Los contratos de futuros del WTI para entrega en septiembre, que son los de referencia en el mercado estadounidense, sumaron 3,95 dólares en comparación con el cierre anterior.
De acuerdo con información de la prensa especializada, los operadores dudan de que el estrecho de Ormuz –por donde transitaba cerca del 20 % del suministro mundial de crudo antes de la guerra– pueda reabrirse a corto plazo, especialmente después de las últimas declaraciones de Teherán y Washington.
El presidente estadounidense, Donald Trump, señaló el domingo al medio Axios que su país solo está «negociando parcialmente» con Irán: «Simplemente observamos a Irán, con su enorme inflación y el hecho de que no tienen dinero», expresó.
Por su parte, Teherán reiteró que no mantiene negociaciones con Estados Unidos y que no está dispuesto a retomarlas mientras Washington continúe incumpliendo el memorando de entendimiento firmado en junio.
La nación persa presentó el sábado una lista de exigencias que, según afirmó, deben ser cumplidas por Estados Unidos antes de considerar la reapertura del tráfico marítimo por el estrecho.

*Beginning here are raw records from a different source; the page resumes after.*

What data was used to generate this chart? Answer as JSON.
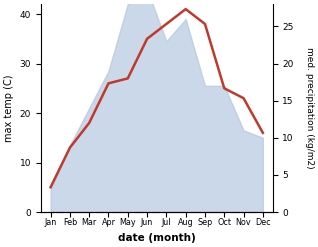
{
  "months": [
    "Jan",
    "Feb",
    "Mar",
    "Apr",
    "May",
    "Jun",
    "Jul",
    "Aug",
    "Sep",
    "Oct",
    "Nov",
    "Dec"
  ],
  "temperature": [
    5,
    13,
    18,
    26,
    27,
    35,
    38,
    41,
    38,
    25,
    23,
    16
  ],
  "precipitation": [
    3,
    9,
    14,
    19,
    28,
    30,
    23,
    26,
    17,
    17,
    11,
    10
  ],
  "temp_ylim": [
    0,
    42
  ],
  "precip_ylim": [
    0,
    28
  ],
  "temp_yticks": [
    0,
    10,
    20,
    30,
    40
  ],
  "precip_yticks": [
    0,
    5,
    10,
    15,
    20,
    25
  ],
  "ylabel_left": "max temp (C)",
  "ylabel_right": "med. precipitation (kg/m2)",
  "xlabel": "date (month)",
  "line_color": "#c0392b",
  "fill_color": "#b0c4de",
  "fill_alpha": 0.65,
  "line_width": 1.8,
  "bg_color": "#ffffff"
}
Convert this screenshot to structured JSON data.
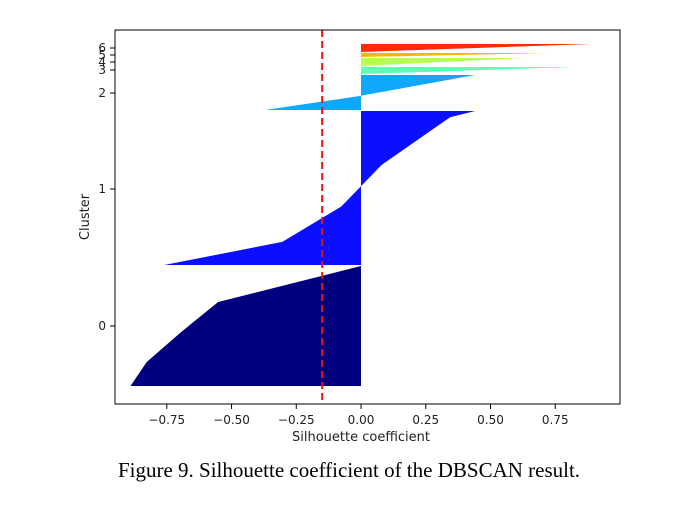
{
  "chart_data": {
    "type": "silhouette",
    "title": "",
    "xlabel": "Silhouette coefficient",
    "ylabel": "Cluster",
    "xlim": [
      -0.95,
      1.0
    ],
    "x_ticks": [
      -0.75,
      -0.5,
      -0.25,
      0.0,
      0.25,
      0.5,
      0.75
    ],
    "x_tick_labels": [
      "−0.75",
      "−0.50",
      "−0.25",
      "0.00",
      "0.25",
      "0.50",
      "0.75"
    ],
    "y_tick_labels": [
      "0",
      "1",
      "2",
      "3",
      "4",
      "5",
      "6"
    ],
    "threshold": {
      "value": -0.15,
      "color": "#ee1111",
      "style": "dashed"
    },
    "clusters": [
      {
        "label": "0",
        "color": "#00007f",
        "min": -0.89,
        "max": 0.0
      },
      {
        "label": "1",
        "color": "#0a10ff",
        "min": -0.76,
        "max": 0.44
      },
      {
        "label": "2",
        "color": "#10a8ff",
        "min": -0.37,
        "max": 0.44
      },
      {
        "label": "3",
        "color": "#5cffb4",
        "min": 0.0,
        "max": 0.82
      },
      {
        "label": "4",
        "color": "#b4ff50",
        "min": 0.0,
        "max": 0.63
      },
      {
        "label": "5",
        "color": "#ffb400",
        "min": 0.0,
        "max": 0.72
      },
      {
        "label": "6",
        "color": "#ff2a00",
        "min": 0.0,
        "max": 0.89
      }
    ]
  },
  "caption": "Figure 9. Silhouette coefficient of the DBSCAN result."
}
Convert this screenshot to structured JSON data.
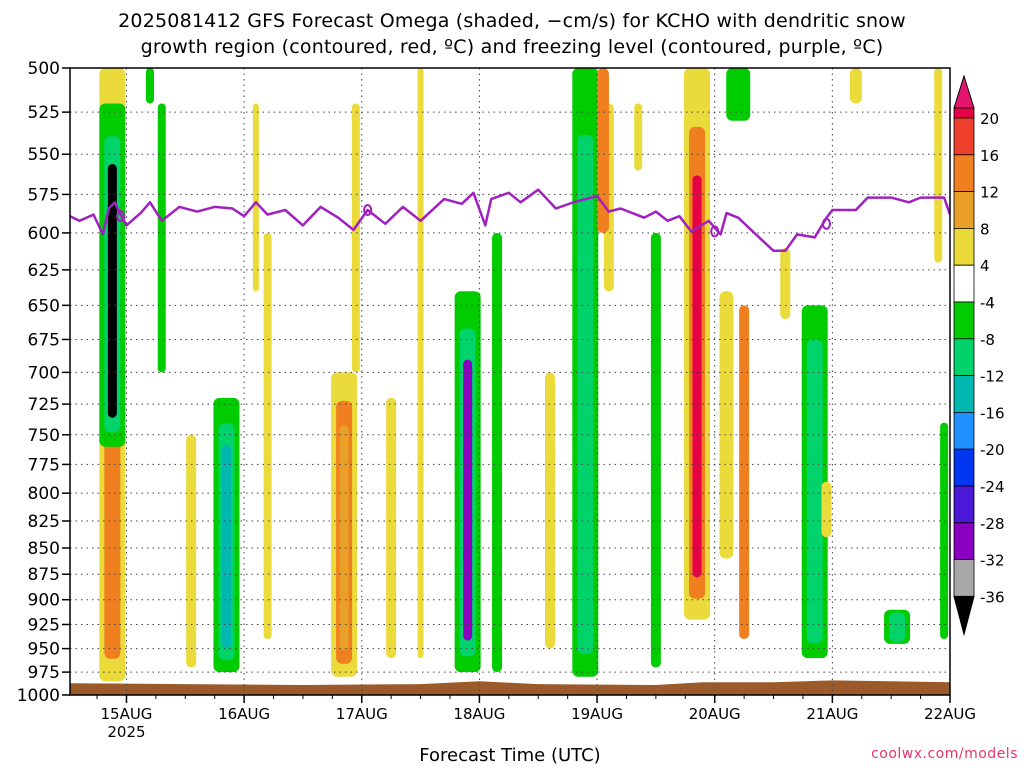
{
  "title": {
    "line1": "2025081412 GFS Forecast Omega (shaded, −cm/s) for KCHO with dendritic snow",
    "line2": "growth region (contoured, red, ºC) and freezing level (contoured, purple, ºC)"
  },
  "watermark": "coolwx.com/models",
  "chart_data": {
    "type": "heatmap",
    "xlabel": "Forecast Time (UTC)",
    "ylabel": "",
    "x_ticks": [
      "15AUG",
      "16AUG",
      "17AUG",
      "18AUG",
      "19AUG",
      "20AUG",
      "21AUG",
      "22AUG"
    ],
    "x_year_label": "2025",
    "x_range_days": [
      14.52,
      22.0
    ],
    "y_ticks": [
      500,
      525,
      550,
      575,
      600,
      625,
      650,
      675,
      700,
      725,
      750,
      775,
      800,
      825,
      850,
      875,
      900,
      925,
      950,
      975,
      1000
    ],
    "y_range_hPa": [
      500,
      1000
    ],
    "y_scale": "log-pressure",
    "grid": "dotted",
    "colorbar": {
      "ticks": [
        "20",
        "16",
        "12",
        "8",
        "4",
        "-4",
        "-8",
        "-12",
        "-16",
        "-20",
        "-24",
        "-28",
        "-32",
        "-36"
      ],
      "colors": [
        "#e60045",
        "#ee3f2c",
        "#ef7f1f",
        "#e8a028",
        "#e6c840",
        "#eada3a",
        "#ffffff",
        "#00cc00",
        "#00d36a",
        "#00b8b0",
        "#1e90ff",
        "#0036f0",
        "#4b18d8",
        "#8a00c0",
        "#b000d0",
        "#a8a8a8"
      ],
      "top_arrow_color": "#e3156c",
      "bottom_arrow_color": "#000000"
    },
    "freezing_level": {
      "color": "#a020c0",
      "points": [
        [
          14.52,
          589
        ],
        [
          14.6,
          592
        ],
        [
          14.72,
          588
        ],
        [
          14.8,
          601
        ],
        [
          14.85,
          584
        ],
        [
          14.9,
          580
        ],
        [
          14.95,
          588
        ],
        [
          15.0,
          595
        ],
        [
          15.12,
          587
        ],
        [
          15.2,
          580
        ],
        [
          15.3,
          592
        ],
        [
          15.45,
          583
        ],
        [
          15.6,
          586
        ],
        [
          15.75,
          583
        ],
        [
          15.9,
          584
        ],
        [
          16.0,
          589
        ],
        [
          16.1,
          580
        ],
        [
          16.2,
          588
        ],
        [
          16.35,
          585
        ],
        [
          16.5,
          595
        ],
        [
          16.65,
          583
        ],
        [
          16.8,
          590
        ],
        [
          16.93,
          598
        ],
        [
          17.05,
          585
        ],
        [
          17.2,
          594
        ],
        [
          17.35,
          583
        ],
        [
          17.5,
          592
        ],
        [
          17.7,
          578
        ],
        [
          17.85,
          581
        ],
        [
          17.95,
          574
        ],
        [
          18.05,
          595
        ],
        [
          18.1,
          578
        ],
        [
          18.25,
          574
        ],
        [
          18.35,
          580
        ],
        [
          18.5,
          572
        ],
        [
          18.65,
          584
        ],
        [
          18.8,
          580
        ],
        [
          19.0,
          576
        ],
        [
          19.1,
          586
        ],
        [
          19.2,
          584
        ],
        [
          19.4,
          590
        ],
        [
          19.5,
          586
        ],
        [
          19.6,
          592
        ],
        [
          19.7,
          589
        ],
        [
          19.8,
          599
        ],
        [
          19.95,
          592
        ],
        [
          20.05,
          601
        ],
        [
          20.1,
          587
        ],
        [
          20.2,
          590
        ],
        [
          20.35,
          601
        ],
        [
          20.5,
          612
        ],
        [
          20.6,
          612
        ],
        [
          20.7,
          601
        ],
        [
          20.85,
          603
        ],
        [
          20.95,
          590
        ],
        [
          21.0,
          585
        ],
        [
          21.2,
          585
        ],
        [
          21.3,
          577
        ],
        [
          21.5,
          577
        ],
        [
          21.65,
          580
        ],
        [
          21.75,
          577
        ],
        [
          21.95,
          577
        ],
        [
          22.0,
          588
        ]
      ]
    },
    "features": [
      {
        "t": 14.88,
        "p0": 500,
        "p1": 985,
        "value": 12
      },
      {
        "t": 14.88,
        "p0": 520,
        "p1": 760,
        "value": -36
      },
      {
        "t": 15.85,
        "p0": 720,
        "p1": 975,
        "value": -12
      },
      {
        "t": 16.85,
        "p0": 700,
        "p1": 980,
        "value": 8
      },
      {
        "t": 17.9,
        "p0": 640,
        "p1": 975,
        "value": -28
      },
      {
        "t": 18.9,
        "p0": 500,
        "p1": 980,
        "value": -8
      },
      {
        "t": 19.85,
        "p0": 500,
        "p1": 920,
        "value": 20
      },
      {
        "t": 20.85,
        "p0": 650,
        "p1": 960,
        "value": -8
      },
      {
        "t": 21.55,
        "p0": 910,
        "p1": 945,
        "value": -8
      }
    ]
  }
}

Entre estos requisitos se encuentran el fin del bloqueo naval, el levantamiento de las sanciones, el pago de reparaciones de guerra, el cese de las amenazas contra Irán, la suspensión de operaciones militares contra el país y sus aliados regionales en Líbano, Palestina, Yemen e Irak, así como la retirada de las fuerzas militares estadounidenses desplegadas en torno a la República Islámica.
En el plano interno, las reservas de crudo de la Reserva Estratégica de Petróleo de Estados Unidos (SPR, por sus siglas en inglés) experimentaron la semana pasada un descenso de 6,1 millones de barriles, quedando en 298,7 millones de barriles, el nivel más bajo en más de cuatro décadas.
Antes del inicio de la guerra el pasado 28 de febrero, cuando tuvo lugar un ataque conjunto de Estados Unidos e Israel contra Irán, estas reservas se situaban en torno a los 415 millones de barriles.